Portland Velo had six guys in the field and it showed. We controlled this race; there was almost always at least two of our guys patrolling the front. When the pace slowed, one of our guys went to the front and picked it up. We chased down or helped chase down the breakaways and initiated some of our own attempts. Some of the guys in the field mentioned after the race that they were watching us closely to see if we would try a breakaway because of our numbers. But while that didn't quite happen, the last lap really showed that our crew is getting our stuff together.

After a very slow third lap, the last lap started heating up with a couple breakaway attempts that were shut down quickly. Leading up to the dam, my first thought was to get through that corner safely. The lap before, everyone up front came in hot - even the lead car overcooked the corner and ended up in the traffic guard's lap. After getting through the corner safely, my first thought was to get to the front of the pack going into Lee hill. I always get pushed back in the pack up that hill, and that killed my attempts at a good finish two weeks ago, so this time I led the pack onto the hill, did the pack slide, and really pushed it and kept the gas down going over the top to get back up to the front again. I did this in time for the next hill, slid back a little and gassed it toward the front as we rolled downhill toward the finish. I reached the front at the 1km sign and looked at who was there. Paul had been pushing things since the top of Lee hill and was probably gassed. Ron is a good sprinter and was up there, and it didn't make sense for both him and me to be waiting for the 200m mark to sprint.
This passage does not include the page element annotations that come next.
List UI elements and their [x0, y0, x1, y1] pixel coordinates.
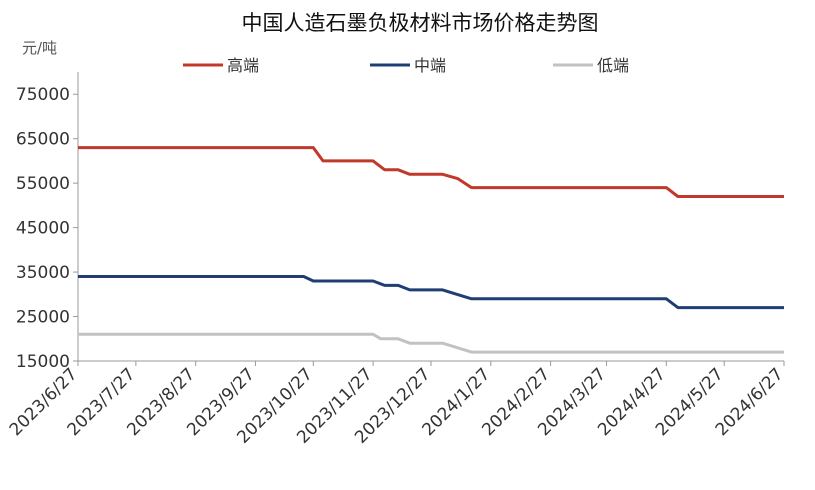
y-tick-label: 45000: [16, 219, 70, 239]
x-axis: 2023/6/272023/7/272023/8/272023/9/272023…: [6, 360, 788, 448]
y-axis-unit-label: 元/吨: [22, 39, 57, 57]
legend: 高端 中端 低端: [183, 56, 629, 75]
legend-label: 低端: [597, 56, 629, 75]
legend-label: 中端: [414, 56, 446, 75]
y-tick-label: 55000: [16, 174, 70, 194]
y-tick-label: 65000: [16, 130, 70, 150]
y-axis: 15000 25000 35000 45000 55000 65000 75000: [16, 72, 79, 372]
y-tick-label: 35000: [16, 263, 70, 283]
chart-title: 中国人造石墨负极材料市场价格走势图: [242, 11, 599, 35]
series-line-中端: [78, 275, 784, 310]
plot-area: [78, 146, 784, 354]
y-tick-label: 75000: [16, 85, 70, 105]
series-line-高端: [78, 146, 784, 198]
series-line-低端: [78, 332, 784, 354]
y-tick-label: 25000: [16, 308, 70, 328]
y-tick-label: 15000: [16, 352, 70, 372]
legend-label: 高端: [227, 56, 259, 75]
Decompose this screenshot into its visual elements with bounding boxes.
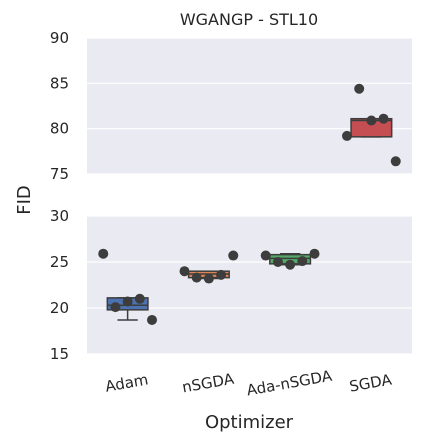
box-ada-nsgda [260, 248, 320, 270]
upper-ytick-labels: 75 80 85 90 [50, 29, 69, 183]
y-axis-label: FID [14, 185, 35, 215]
xtick-label: Ada-nSGDA [245, 367, 334, 400]
ytick-label: 90 [50, 29, 69, 47]
data-point [309, 248, 320, 259]
data-point [285, 259, 296, 270]
xtick-labels: Adam nSGDA Ada-nSGDA SGDA [104, 367, 394, 400]
ytick-label: 30 [50, 207, 69, 225]
xtick-label: SGDA [348, 370, 394, 395]
x-axis-label: Optimizer [205, 412, 294, 433]
ytick-label: 80 [50, 120, 69, 138]
data-point [98, 248, 109, 259]
box-adam [98, 248, 157, 325]
ytick-label: 25 [50, 253, 69, 271]
lower-ytick-labels: 15 20 25 30 [50, 207, 69, 363]
lower-panel [87, 216, 412, 354]
box-sgda [342, 83, 401, 167]
xtick-label: Adam [104, 370, 150, 395]
xtick-label: nSGDA [181, 370, 236, 397]
data-point [378, 113, 389, 124]
chart-title: WGANGP - STL10 [180, 10, 318, 29]
ytick-label: 15 [50, 345, 69, 363]
box-nsgda [179, 250, 239, 284]
data-point [216, 269, 227, 280]
data-point [134, 293, 145, 304]
data-point [147, 314, 157, 325]
data-point [260, 250, 271, 261]
data-point [354, 83, 365, 94]
data-point [191, 272, 202, 283]
data-point [179, 266, 190, 277]
data-point [122, 296, 133, 307]
data-point [390, 156, 401, 167]
data-point [366, 115, 377, 126]
data-point [110, 302, 121, 313]
box-series [98, 83, 401, 325]
data-point [203, 273, 214, 284]
data-point [342, 130, 352, 141]
ytick-label: 75 [50, 165, 69, 183]
ytick-label: 20 [50, 299, 69, 317]
data-point [272, 257, 283, 267]
upper-panel [87, 38, 412, 174]
data-point [228, 250, 239, 261]
ytick-label: 85 [50, 74, 69, 92]
data-point [297, 256, 308, 267]
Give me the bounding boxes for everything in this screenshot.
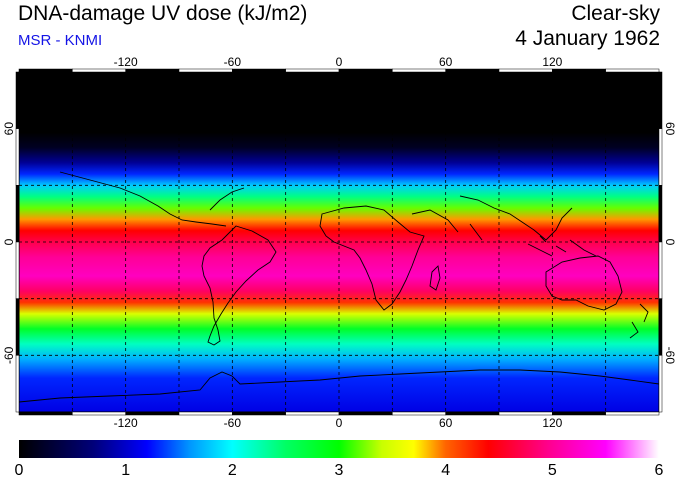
coastline-madagascar [429, 265, 441, 291]
latitude-label: 0 [2, 238, 16, 245]
coastlines [19, 171, 659, 403]
border-bar-left [15, 241, 20, 299]
border-bar-left [15, 128, 20, 186]
latitude-labels-left: 60 0 -60 [2, 122, 16, 364]
map-border-bars [15, 68, 663, 416]
border-bar-top [285, 68, 340, 73]
colorbar-tick-label: 5 [548, 462, 557, 479]
border-bar-bottom [552, 411, 606, 416]
coastline-indonesia [527, 235, 597, 257]
coastline-asia [411, 195, 573, 241]
longitude-label: -120 [114, 416, 138, 430]
longitude-label: 60 [439, 416, 453, 430]
colorbar-gradient [19, 440, 659, 458]
colorbar-tick-label: 2 [228, 462, 237, 479]
border-bar-right [658, 355, 663, 413]
border-bar-top [392, 68, 446, 73]
date-label: 4 January 1962 [515, 27, 660, 50]
border-bar-bottom [392, 411, 446, 416]
graticule [19, 72, 659, 412]
border-bar-top [72, 68, 126, 73]
map-title: DNA-damage UV dose (kJ/m2) [18, 2, 308, 25]
longitude-label: 0 [336, 55, 343, 69]
border-bar-bottom [18, 411, 73, 416]
longitude-labels-bottom: -120 -60 0 60 120 [114, 416, 563, 430]
coastline-new-zealand [629, 303, 649, 339]
border-bar-bottom [72, 411, 126, 416]
colorbar-tick-label: 4 [441, 462, 450, 479]
border-bar-top [232, 68, 286, 73]
colorbar: 0 1 2 3 4 5 6 [15, 440, 664, 479]
colorbar-tick-label: 6 [655, 462, 664, 479]
latitude-label: -60 [663, 347, 677, 365]
source-label: MSR - KNMI [18, 32, 103, 49]
longitude-label: 120 [542, 416, 562, 430]
longitude-label: 60 [439, 55, 453, 69]
border-bar-bottom [125, 411, 180, 416]
latitude-labels-right: 60 0 -60 [663, 122, 677, 364]
coastline-australia [545, 255, 623, 311]
latitude-label: 60 [663, 122, 677, 136]
border-bar-top [605, 68, 660, 73]
sky-condition-label: Clear-sky [571, 2, 660, 25]
colorbar-tick-label: 3 [335, 462, 344, 479]
longitude-label: -60 [224, 55, 242, 69]
border-bar-bottom [232, 411, 286, 416]
border-bar-top [178, 68, 233, 73]
colorbar-tick-labels: 0 1 2 3 4 5 6 [15, 462, 664, 479]
border-bar-left [15, 298, 20, 356]
longitude-label: -60 [224, 416, 242, 430]
coastline-north-america [59, 171, 245, 227]
map-area [18, 71, 660, 413]
border-bar-top [498, 68, 553, 73]
border-bar-right [658, 71, 663, 129]
border-bar-right [658, 298, 663, 356]
latitude-label: 0 [663, 239, 677, 246]
border-bar-bottom [285, 411, 340, 416]
colorbar-tick-label: 1 [121, 462, 130, 479]
longitude-label: 0 [336, 416, 343, 430]
border-bar-bottom [338, 411, 393, 416]
border-bar-right [658, 128, 663, 186]
border-bar-right [658, 241, 663, 299]
longitude-label: -120 [114, 55, 138, 69]
border-bar-top [338, 68, 393, 73]
coastline-antarctica [19, 369, 659, 403]
border-bar-top [125, 68, 180, 73]
border-bar-top [445, 68, 500, 73]
border-bar-left [15, 355, 20, 413]
longitude-labels-top: -120 -60 0 60 120 [114, 55, 563, 69]
border-bar-bottom [178, 411, 233, 416]
latitude-label: -60 [2, 346, 16, 364]
border-bar-bottom [605, 411, 660, 416]
coastline-africa [319, 205, 425, 311]
border-bar-left [15, 185, 20, 243]
longitude-label: 120 [542, 55, 562, 69]
latitude-label: 60 [2, 122, 16, 136]
border-bar-top [552, 68, 606, 73]
border-bar-left [15, 71, 20, 129]
border-bar-right [658, 185, 663, 243]
border-bar-bottom [498, 411, 553, 416]
border-bar-bottom [445, 411, 500, 416]
coastline-south-america [201, 225, 277, 346]
border-bar-top [18, 68, 73, 73]
colorbar-tick-label: 0 [15, 462, 24, 479]
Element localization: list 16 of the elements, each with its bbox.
So I get over on the right shoulder and get up next to him. He started to jump a little, seeing me come up on the outside but not knowing who I was and not wanting to get boxed in. I said "Hey Ron, grab my wheel". Hesitated for just a moment and then clicked up a couple gears and accelerated. I took a page from the Dave Haag book (he led me out at a Hornecker sprint one Sat.) and didn't jump like in a sprint, but rather just kept shifting up, mashing on the pedals and keeping the torque high, the acceleration constant and my head down. I hoped that Ron heard me and I wasn't just dragging the pack around; I couldn't see him on my wheel. Down, over the bridge, still accelerating, trying to keep the speed up. Up the rise before the finish and starting to bog down a little. Right up to the crest and Ron comes sweeping by with a single guy on his wheel. I have momentary thoughts of continuing my effort to try to place, but I am really, really flamed out. The guy on Ron's wheel gets up to his bottom bracket and I am hoping that Ron can hold him off. They are accelerating toward the line and I am accelerating the other way, so I miss the finish and just concentrate on keeping out of people's way.

It was a great race, with the best execution of teamwork of any race I've been a part of. None of it was planned, but you can really get a sense that the Cat 4 crew is getting used to riding with each other and we're starting to know each others' strengths. We are starting to learn how to race. No other team attempted a leadout; leading out Ron was like shooting fish in a barrel. It turned a statistically favorable win into an almost sure thing.